The size of generator you need to charge the LEAF depends upon the EVSE. A good 3 kW continuous gasoline-engine generator will charge a LEAF at 12 amperes and 240 volts if its governor and voltage regulator respond quickly enough to handle the ramp up in current as the onboard charger starts charging. A smaller generator can be used if the EVSE pilot signal can be adjusted to limit the charging current. A larger generator is needed if the EVSE pilot signal allows more charging current. In general, 1 kWh will provide about 3 miles (5 km) of driving. About 2 kWh of charging energy is needed to get the LEAF to go into READY mode and allow driving after shutdown (main contactor opens after Turtle). If the EVSE checks for safety ground connections, one or more resistors may be needed to temporarily connect one lead of the generator output to the safety ground before the EVSE will allow charging.

Gerry
 
emsik1001 said:
Solar, as per my question. That is why I have shared a link to a product that is a Solar Generator with 1,2kW battery.

Below are more details of the product.
http://www.goalzero.com/p/140/Goal-Zero-Yeti-1250-Solar-Generator

My questions are:

1) Would this product allow me to charge Nissan Leaf?
2) If yes, and it's (1,2kW Solar Generator) fully charged, how many extra miles can I expect?

Take care
Emil


A solar (PV) charging system that would give a significant number of extra miles would be quite large. I'm installing 8 of the best/largest PV panels (~2700 watts) so that I can charge my Leaf off-grid. I don't expect to get a full charge every day (6-8 good sun hours in Texas), even with the best sun conditions. A relatively "tiny" system (PV panel area that you are looking at) depends more on the battery energy storage and would be depleted quickly (assuming you can get a 120volt/L1 charging scheme set up properly with grounding, etc).

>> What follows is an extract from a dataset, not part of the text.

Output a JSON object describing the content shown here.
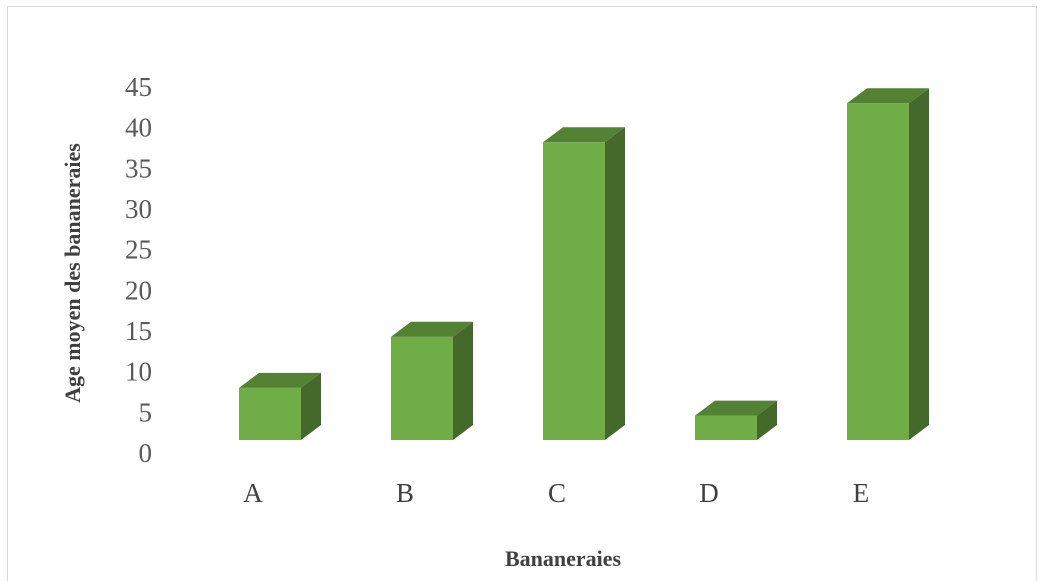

If you are serious, something like the Honda 2000 watt model, powered by a propane bottle would give you some extra range on one bottle - likely in the range of 50-70 miles - and will take some time to charge at the full L1 charge power level. E.g., at 4 miles/KWH, you would extend range about 6-7 miles every hour of charging at full charge capacity of your L1 charger. Actually, the 2000 watt gen is a good match for the OEM L1 charger.

http://www.genconnexdirect.net/honda_propane_modified_generators.htm

Don't want propane in your car? I guess if people are willing to put a tank of 10,000 psi hydrogen under their car, a 20 pound bottle of propane in the back area doesn't sound so bad!! Personally, I'd not do it, however.

Hope this helps
 
Best to focus on the destination before you leave any charging station.
Most likely you should map the entire trip of charging stations before the first mile is driven.
This is really the only practical way to do the trip without carbon fuel.